Unlike the AVX-512 backend, the Neon backend alternates between squeezing bytes to a buffer and then sampling polynomial coefficients from the buffer.
The Neon backend does not use the EOR3 or RAX1 instructions, because I do not have a system which supports them.
Polynomial encoding and decoding are not currently Neon-accelerated. This will be fixed in a future release.

Scalar Backend

Notes: The scalar backend is the default if no accelerated backend is available. It is not particularly optimized.

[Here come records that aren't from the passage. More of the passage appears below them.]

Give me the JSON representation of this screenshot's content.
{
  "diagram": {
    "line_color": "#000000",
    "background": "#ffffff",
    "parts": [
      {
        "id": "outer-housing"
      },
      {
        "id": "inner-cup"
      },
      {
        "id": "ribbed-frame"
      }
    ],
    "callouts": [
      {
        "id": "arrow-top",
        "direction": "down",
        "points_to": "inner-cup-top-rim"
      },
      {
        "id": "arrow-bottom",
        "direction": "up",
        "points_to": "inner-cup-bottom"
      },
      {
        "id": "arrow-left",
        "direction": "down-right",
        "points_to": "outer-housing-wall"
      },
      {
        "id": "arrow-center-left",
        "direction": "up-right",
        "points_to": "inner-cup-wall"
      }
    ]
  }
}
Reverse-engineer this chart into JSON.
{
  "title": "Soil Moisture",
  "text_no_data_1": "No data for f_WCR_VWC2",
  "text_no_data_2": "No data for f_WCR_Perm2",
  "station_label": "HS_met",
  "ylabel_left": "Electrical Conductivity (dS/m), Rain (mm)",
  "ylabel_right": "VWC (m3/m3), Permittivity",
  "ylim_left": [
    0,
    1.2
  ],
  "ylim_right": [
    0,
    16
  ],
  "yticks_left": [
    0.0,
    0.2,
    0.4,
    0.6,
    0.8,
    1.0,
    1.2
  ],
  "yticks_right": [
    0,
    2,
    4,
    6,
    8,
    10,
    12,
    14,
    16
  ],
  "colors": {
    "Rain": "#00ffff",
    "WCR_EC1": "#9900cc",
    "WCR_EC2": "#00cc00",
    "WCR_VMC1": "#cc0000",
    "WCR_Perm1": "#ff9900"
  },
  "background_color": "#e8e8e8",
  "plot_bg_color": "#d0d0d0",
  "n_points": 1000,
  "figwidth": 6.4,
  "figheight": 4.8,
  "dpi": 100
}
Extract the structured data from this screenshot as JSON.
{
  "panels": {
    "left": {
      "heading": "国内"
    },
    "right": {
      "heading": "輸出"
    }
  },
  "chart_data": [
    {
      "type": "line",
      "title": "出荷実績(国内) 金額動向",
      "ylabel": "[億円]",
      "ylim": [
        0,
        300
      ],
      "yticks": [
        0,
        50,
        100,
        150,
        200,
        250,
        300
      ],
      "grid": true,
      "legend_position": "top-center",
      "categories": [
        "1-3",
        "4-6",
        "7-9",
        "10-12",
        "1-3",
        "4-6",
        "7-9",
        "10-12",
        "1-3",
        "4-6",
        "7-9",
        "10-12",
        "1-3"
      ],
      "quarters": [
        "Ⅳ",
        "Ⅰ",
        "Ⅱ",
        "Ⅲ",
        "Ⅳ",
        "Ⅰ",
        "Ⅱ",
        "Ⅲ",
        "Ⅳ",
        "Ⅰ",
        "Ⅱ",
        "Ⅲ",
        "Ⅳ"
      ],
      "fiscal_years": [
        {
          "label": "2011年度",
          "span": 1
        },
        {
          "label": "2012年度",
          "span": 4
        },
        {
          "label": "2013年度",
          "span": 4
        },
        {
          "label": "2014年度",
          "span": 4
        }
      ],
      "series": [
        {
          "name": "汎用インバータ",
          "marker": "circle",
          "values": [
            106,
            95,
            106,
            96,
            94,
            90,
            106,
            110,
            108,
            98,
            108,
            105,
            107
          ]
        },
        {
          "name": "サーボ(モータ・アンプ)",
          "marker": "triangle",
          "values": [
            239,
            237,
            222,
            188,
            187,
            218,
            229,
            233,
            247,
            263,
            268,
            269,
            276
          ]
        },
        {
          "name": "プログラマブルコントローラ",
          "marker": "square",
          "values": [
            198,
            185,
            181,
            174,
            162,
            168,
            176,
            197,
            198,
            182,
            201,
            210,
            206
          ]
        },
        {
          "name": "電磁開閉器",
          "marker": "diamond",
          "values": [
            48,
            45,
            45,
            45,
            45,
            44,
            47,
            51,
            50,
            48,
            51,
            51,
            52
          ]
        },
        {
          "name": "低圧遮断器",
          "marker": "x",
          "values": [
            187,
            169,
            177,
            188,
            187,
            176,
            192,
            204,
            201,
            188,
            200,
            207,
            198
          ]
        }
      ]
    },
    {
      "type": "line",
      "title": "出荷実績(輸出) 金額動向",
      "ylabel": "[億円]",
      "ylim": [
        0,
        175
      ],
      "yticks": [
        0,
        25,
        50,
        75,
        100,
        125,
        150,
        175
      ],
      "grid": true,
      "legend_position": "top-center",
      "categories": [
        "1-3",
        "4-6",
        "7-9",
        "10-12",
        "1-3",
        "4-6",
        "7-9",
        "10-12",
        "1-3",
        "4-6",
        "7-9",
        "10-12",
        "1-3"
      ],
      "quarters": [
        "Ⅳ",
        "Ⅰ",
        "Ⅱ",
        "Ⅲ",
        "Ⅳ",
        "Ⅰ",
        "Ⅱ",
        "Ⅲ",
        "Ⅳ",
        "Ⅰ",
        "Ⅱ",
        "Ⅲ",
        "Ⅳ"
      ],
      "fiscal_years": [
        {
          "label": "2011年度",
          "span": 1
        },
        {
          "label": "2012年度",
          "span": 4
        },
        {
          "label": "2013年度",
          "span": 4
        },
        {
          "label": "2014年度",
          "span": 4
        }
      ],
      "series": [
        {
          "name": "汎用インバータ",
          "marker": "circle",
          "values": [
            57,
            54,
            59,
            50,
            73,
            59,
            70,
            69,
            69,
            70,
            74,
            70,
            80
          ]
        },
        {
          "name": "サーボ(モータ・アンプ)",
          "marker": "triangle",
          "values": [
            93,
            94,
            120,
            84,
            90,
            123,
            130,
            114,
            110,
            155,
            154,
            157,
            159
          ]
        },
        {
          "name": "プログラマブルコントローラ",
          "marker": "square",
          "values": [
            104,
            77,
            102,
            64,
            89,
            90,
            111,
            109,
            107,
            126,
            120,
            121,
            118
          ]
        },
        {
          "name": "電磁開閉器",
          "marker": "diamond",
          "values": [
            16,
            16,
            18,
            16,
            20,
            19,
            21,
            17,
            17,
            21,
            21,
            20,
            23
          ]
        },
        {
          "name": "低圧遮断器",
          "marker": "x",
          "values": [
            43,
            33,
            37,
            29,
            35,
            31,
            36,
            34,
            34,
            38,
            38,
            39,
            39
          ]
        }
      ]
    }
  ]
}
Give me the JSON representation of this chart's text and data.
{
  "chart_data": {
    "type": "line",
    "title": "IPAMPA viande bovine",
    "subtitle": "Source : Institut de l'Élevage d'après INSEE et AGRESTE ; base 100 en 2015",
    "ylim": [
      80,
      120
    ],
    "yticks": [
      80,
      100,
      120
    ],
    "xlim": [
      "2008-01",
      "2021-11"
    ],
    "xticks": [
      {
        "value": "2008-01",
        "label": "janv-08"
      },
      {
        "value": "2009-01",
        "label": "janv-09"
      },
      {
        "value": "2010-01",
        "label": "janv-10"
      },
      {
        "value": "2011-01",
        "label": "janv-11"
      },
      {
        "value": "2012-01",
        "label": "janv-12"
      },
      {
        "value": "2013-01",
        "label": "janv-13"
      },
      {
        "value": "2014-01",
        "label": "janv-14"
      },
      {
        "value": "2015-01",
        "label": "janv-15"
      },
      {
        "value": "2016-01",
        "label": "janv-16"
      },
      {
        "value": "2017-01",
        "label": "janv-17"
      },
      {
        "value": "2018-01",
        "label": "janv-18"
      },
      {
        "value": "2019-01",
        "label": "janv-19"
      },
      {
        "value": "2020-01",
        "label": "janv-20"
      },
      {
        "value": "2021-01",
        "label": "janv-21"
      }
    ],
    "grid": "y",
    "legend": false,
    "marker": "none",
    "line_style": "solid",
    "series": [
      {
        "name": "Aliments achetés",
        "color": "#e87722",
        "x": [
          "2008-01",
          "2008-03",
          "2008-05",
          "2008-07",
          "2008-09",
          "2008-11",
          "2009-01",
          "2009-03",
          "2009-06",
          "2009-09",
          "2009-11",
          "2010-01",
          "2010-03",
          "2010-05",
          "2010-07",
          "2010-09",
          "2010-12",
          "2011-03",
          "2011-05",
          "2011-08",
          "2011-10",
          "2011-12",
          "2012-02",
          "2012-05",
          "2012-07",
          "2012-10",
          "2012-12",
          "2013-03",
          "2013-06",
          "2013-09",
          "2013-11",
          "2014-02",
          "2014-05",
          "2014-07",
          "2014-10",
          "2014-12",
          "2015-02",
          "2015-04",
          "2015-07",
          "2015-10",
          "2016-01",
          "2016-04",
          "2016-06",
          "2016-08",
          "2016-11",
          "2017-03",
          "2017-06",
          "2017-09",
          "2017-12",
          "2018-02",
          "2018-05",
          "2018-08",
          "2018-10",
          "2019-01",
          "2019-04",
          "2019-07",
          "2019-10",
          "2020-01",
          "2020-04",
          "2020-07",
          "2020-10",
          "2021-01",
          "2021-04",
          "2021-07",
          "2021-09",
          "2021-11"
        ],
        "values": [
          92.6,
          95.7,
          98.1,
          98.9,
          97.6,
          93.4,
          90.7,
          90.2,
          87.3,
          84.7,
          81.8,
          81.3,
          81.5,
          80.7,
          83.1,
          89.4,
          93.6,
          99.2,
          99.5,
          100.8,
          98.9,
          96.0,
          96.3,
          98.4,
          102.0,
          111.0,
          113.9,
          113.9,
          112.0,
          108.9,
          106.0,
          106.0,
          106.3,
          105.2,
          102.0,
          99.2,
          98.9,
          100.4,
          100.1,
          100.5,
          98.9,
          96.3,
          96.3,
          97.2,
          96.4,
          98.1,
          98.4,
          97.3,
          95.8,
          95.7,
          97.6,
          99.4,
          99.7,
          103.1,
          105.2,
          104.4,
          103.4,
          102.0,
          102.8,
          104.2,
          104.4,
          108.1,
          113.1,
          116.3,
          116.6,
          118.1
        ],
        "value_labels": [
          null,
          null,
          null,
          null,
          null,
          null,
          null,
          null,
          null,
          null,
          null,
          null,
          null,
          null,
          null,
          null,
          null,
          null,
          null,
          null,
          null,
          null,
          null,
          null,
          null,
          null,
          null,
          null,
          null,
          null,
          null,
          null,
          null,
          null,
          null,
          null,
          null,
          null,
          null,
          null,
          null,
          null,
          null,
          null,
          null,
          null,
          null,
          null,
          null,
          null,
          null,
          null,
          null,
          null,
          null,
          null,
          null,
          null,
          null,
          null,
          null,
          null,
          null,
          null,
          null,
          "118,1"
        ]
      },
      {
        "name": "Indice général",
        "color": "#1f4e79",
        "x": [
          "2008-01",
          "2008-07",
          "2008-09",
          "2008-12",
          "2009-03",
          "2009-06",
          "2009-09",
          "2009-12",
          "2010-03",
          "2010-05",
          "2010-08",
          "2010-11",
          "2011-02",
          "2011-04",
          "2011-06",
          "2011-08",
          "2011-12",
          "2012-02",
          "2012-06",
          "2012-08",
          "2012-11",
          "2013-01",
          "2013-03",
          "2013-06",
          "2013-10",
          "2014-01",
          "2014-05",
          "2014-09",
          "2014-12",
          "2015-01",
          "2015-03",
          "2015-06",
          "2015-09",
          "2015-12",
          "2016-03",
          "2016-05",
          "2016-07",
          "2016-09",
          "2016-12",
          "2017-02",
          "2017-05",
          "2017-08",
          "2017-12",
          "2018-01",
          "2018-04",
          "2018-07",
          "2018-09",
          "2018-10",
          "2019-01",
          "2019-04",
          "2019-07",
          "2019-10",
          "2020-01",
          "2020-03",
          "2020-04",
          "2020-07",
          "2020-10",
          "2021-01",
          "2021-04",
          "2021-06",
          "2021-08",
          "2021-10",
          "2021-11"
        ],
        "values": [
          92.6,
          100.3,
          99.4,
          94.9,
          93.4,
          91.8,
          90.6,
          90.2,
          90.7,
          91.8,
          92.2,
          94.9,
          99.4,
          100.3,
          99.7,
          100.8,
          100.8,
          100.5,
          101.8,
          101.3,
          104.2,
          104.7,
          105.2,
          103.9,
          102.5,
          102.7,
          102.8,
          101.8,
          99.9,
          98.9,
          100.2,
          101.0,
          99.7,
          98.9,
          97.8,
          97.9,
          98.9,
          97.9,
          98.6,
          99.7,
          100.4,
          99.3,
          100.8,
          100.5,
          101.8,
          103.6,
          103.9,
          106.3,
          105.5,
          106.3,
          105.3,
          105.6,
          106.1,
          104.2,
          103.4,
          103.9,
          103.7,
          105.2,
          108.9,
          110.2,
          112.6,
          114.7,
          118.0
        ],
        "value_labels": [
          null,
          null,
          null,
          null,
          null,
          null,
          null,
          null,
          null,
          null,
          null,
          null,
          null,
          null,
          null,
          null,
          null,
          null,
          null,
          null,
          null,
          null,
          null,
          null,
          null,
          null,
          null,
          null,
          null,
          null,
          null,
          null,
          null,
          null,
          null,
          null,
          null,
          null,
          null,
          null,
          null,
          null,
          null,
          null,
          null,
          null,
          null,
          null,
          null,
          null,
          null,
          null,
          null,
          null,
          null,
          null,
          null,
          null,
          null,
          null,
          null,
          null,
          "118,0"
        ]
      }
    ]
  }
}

As of this writing, Clang does a better job optimizing the scalar backend than GCC (see bench results in examples/3-bench/README.md).

References

License

MIT No Attribution (MIT-0)

Permission is hereby granted, free of charge, to any person obtaining a copy of this software and associated documentation files (the "Software"), to deal in the Software without restriction, including without limitation the rights to use, copy, modify, merge, publish, distribute, sublicense, and/or sell copies of the Software, and to permit persons to whom the Software is furnished to do so.

THE SOFTWARE IS PROVIDED "AS IS", WITHOUT WARRANTY OF ANY KIND, EXPRESS OR IMPLIED, INCLUDING BUT NOT LIMITED TO THE WARRANTIES OF MERCHANTABILITY, FITNESS FOR A PARTICULAR PURPOSE AND NONINFRINGEMENT. IN NO EVENT SHALL THE AUTHORS OR COPYRIGHT HOLDERS BE LIABLE FOR ANY CLAIM, DAMAGES OR OTHER LIABILITY, WHETHER IN AN ACTION OF CONTRACT, TORT OR OTHERWISE, ARISING FROM, OUT OF OR IN CONNECTION WITH THE SOFTWARE OR THE USE OR OTHER DEALINGS IN THE SOFTWARE.